Énormément de détails réalistes et impressionnants sur la flagellation et la crucifixion de Jésus selon les techniques romaines en usage en ce temps-là. Ce fut un supplice atroce, qu’on a peut-être trop tendance dans nos églises à minimiser, tant le crucifix est devenu banal. Toutefois, personne n’est encore capable d’expliquer la formation de l’image qui n’affecte que le sommet des fibrilles de lin sur une épaisseur de 20 à 40 microns et semble s’être faite par projection orthogonale émanant du cadavre.

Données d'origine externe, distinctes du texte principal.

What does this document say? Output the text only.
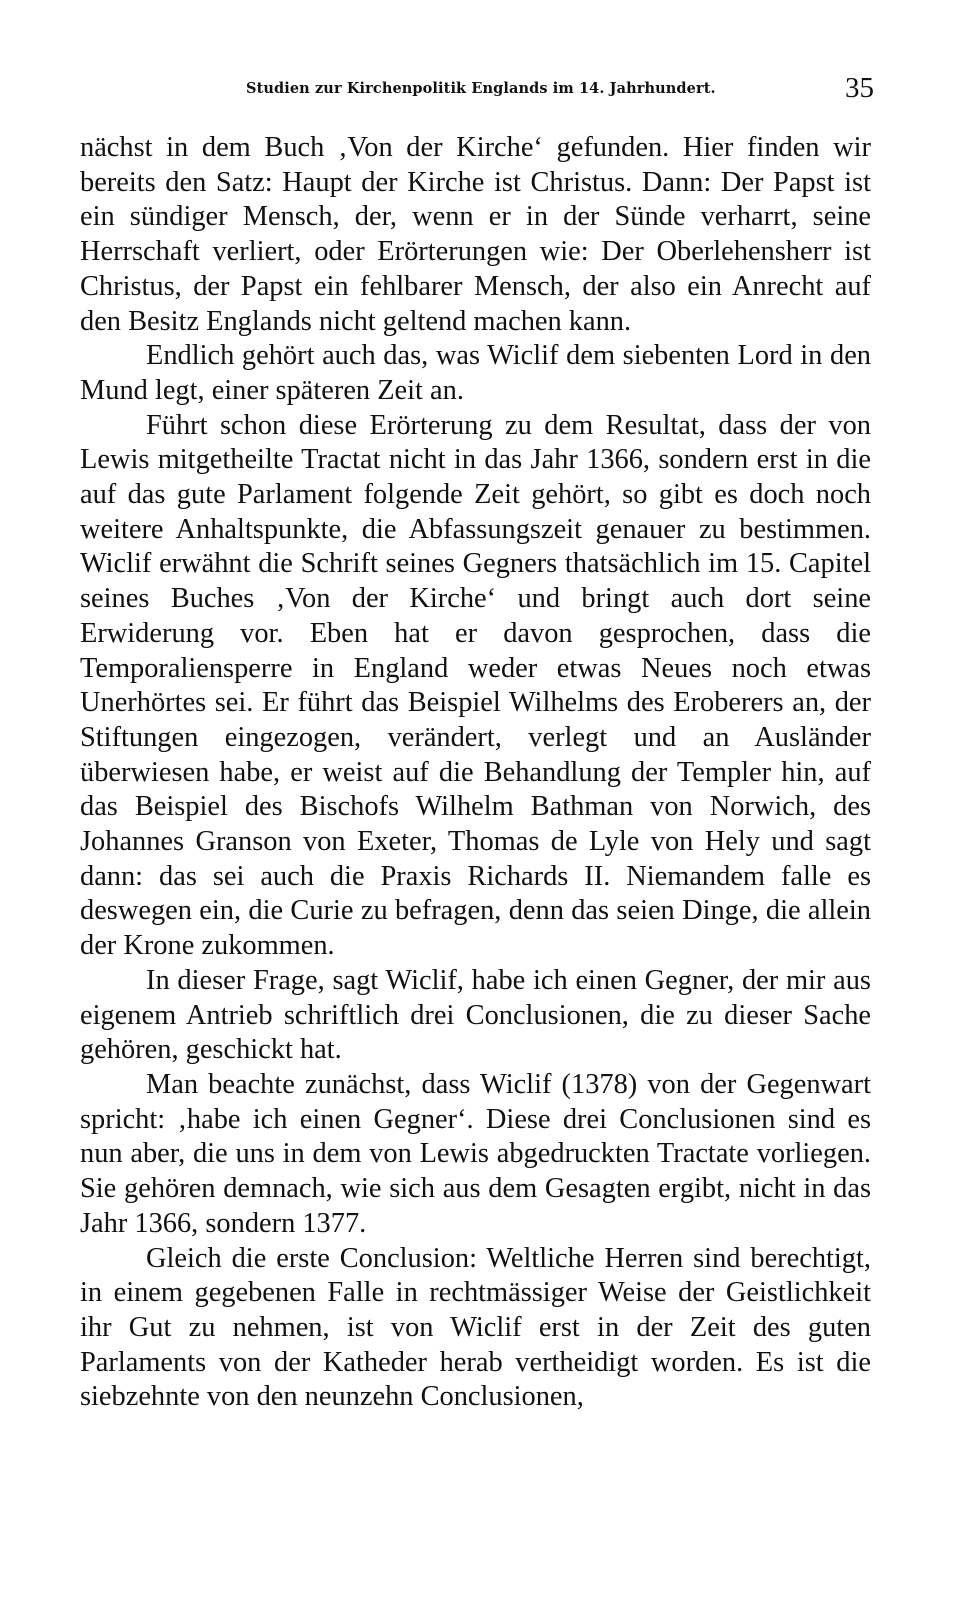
Studien zur Kirchenpolitik Englands im 14. Jahrhundert.	35

nächst in dem Buch ‚Von der Kirche‘ gefunden. Hier finden wir bereits den Satz: Haupt der Kirche ist Christus. Dann: Der Papst ist ein sündiger Mensch, der, wenn er in der Sünde verharrt, seine Herrschaft verliert, oder Erörterungen wie: Der Oberlehensherr ist Christus, der Papst ein fehlbarer Mensch, der also ein Anrecht auf den Besitz Englands nicht geltend machen kann.

Endlich gehört auch das, was Wiclif dem siebenten Lord in den Mund legt, einer späteren Zeit an.

Führt schon diese Erörterung zu dem Resultat, dass der von Lewis mitgetheilte Tractat nicht in das Jahr 1366, sondern erst in die auf das gute Parlament folgende Zeit gehört, so gibt es doch noch weitere Anhaltspunkte, die Abfassungszeit genauer zu bestimmen. Wiclif erwähnt die Schrift seines Gegners thatsächlich im 15. Capitel seines Buches ‚Von der Kirche‘ und bringt auch dort seine Erwiderung vor. Eben hat er davon gesprochen, dass die Temporaliensperre in England weder etwas Neues noch etwas Unerhörtes sei. Er führt das Beispiel Wilhelms des Eroberers an, der Stiftungen eingezogen, verändert, verlegt und an Ausländer überwiesen habe, er weist auf die Behandlung der Templer hin, auf das Beispiel des Bischofs Wilhelm Bathman von Norwich, des Johannes Granson von Exeter, Thomas de Lyle von Hely und sagt dann: das sei auch die Praxis Richards II. Niemandem falle es deswegen ein, die Curie zu befragen, denn das seien Dinge, die allein der Krone zukommen.

In dieser Frage, sagt Wiclif, habe ich einen Gegner, der mir aus eigenem Antrieb schriftlich drei Conclusionen, die zu dieser Sache gehören, geschickt hat.

Man beachte zunächst, dass Wiclif (1378) von der Gegenwart spricht: ‚habe ich einen Gegner‘. Diese drei Conclusionen sind es nun aber, die uns in dem von Lewis abgedruckten Tractate vorliegen. Sie gehören demnach, wie sich aus dem Gesagten ergibt, nicht in das Jahr 1366, sondern 1377.

Gleich die erste Conclusion: Weltliche Herren sind berechtigt, in einem gegebenen Falle in rechtmässiger Weise der Geistlichkeit ihr Gut zu nehmen, ist von Wiclif erst in der Zeit des guten Parlaments von der Katheder herab vertheidigt worden. Es ist die siebzehnte von den neunzehn Conclusionen,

Personne en outre ne peut expliquer scientifiquement comment le mort a pu sortir de son linge sépulcral sans laisser de traces d’arrachement sur les caillots de sang.

Le Linceul peut-il être un outil d’apologétique et quels dangers et quelles limites à un tel recours ?
Oui, en ce sens que le Linceul nous éloigne des interprétations symboliques et « mythologisantes » du mystère de la Résurrection, mais à la condition de ne pas en faire un « cinquième évangile » ni la « preuve » matérielle de la Résurrection, car celle-ci, pour authentique qu’elle ait été, ne peut se lire ni se vivre que dans la plénitude de la Révélation.

Propos recueillis par Christophe Geffroy

(1) Jean-Christian Petitfils, Le Saint Suaire de Turin. L’enquête définitive, Tallandier, 2022 (sortie le 25 août), 464 pages, 26 €.